The Keys sea fan population has been declining rapidly, not only because human factors such as pollution can harm or kill them, but because of a disease called Aspergillosis that has been infecting an increasing number of them. Researchers do not yet know how the disease, caused by infection from the Aspergillus fungus, made it to the sea fans, as it normally afflicts plants on land. One theory is that the fungal spores made it into the ocean in freshwater runoff. Another stranger idea, but one increasingly supported by research, is that the spores arrived on dust blown across the Atlantic from Africa.

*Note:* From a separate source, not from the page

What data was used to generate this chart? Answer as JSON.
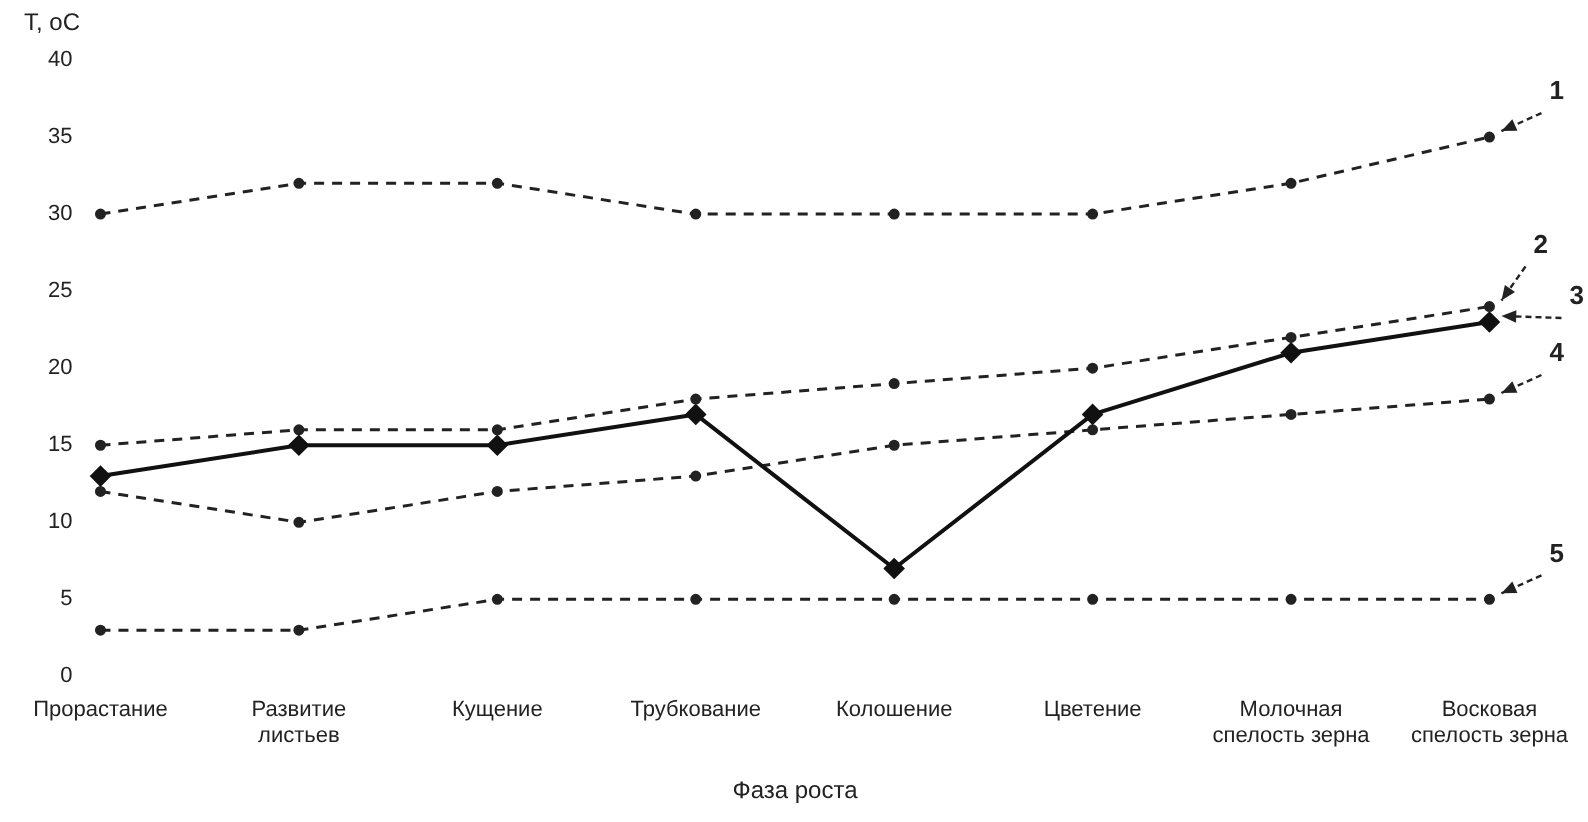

In the long run, Gaines hopes that soft and hard corals grown at aquaculture facilities such as those at HARBOR BRANCH might be used to reverse the decline of Keys reefs that could even lead to the disappearance of some species in the foreseeable future. However, until problems such as pollution from septic tanks leaking into the ocean are brought under control, reseeding cannot be accomplished effectively. "Culturing [corals] is great, but putting them back into an environment where they are going to struggle is not going to help."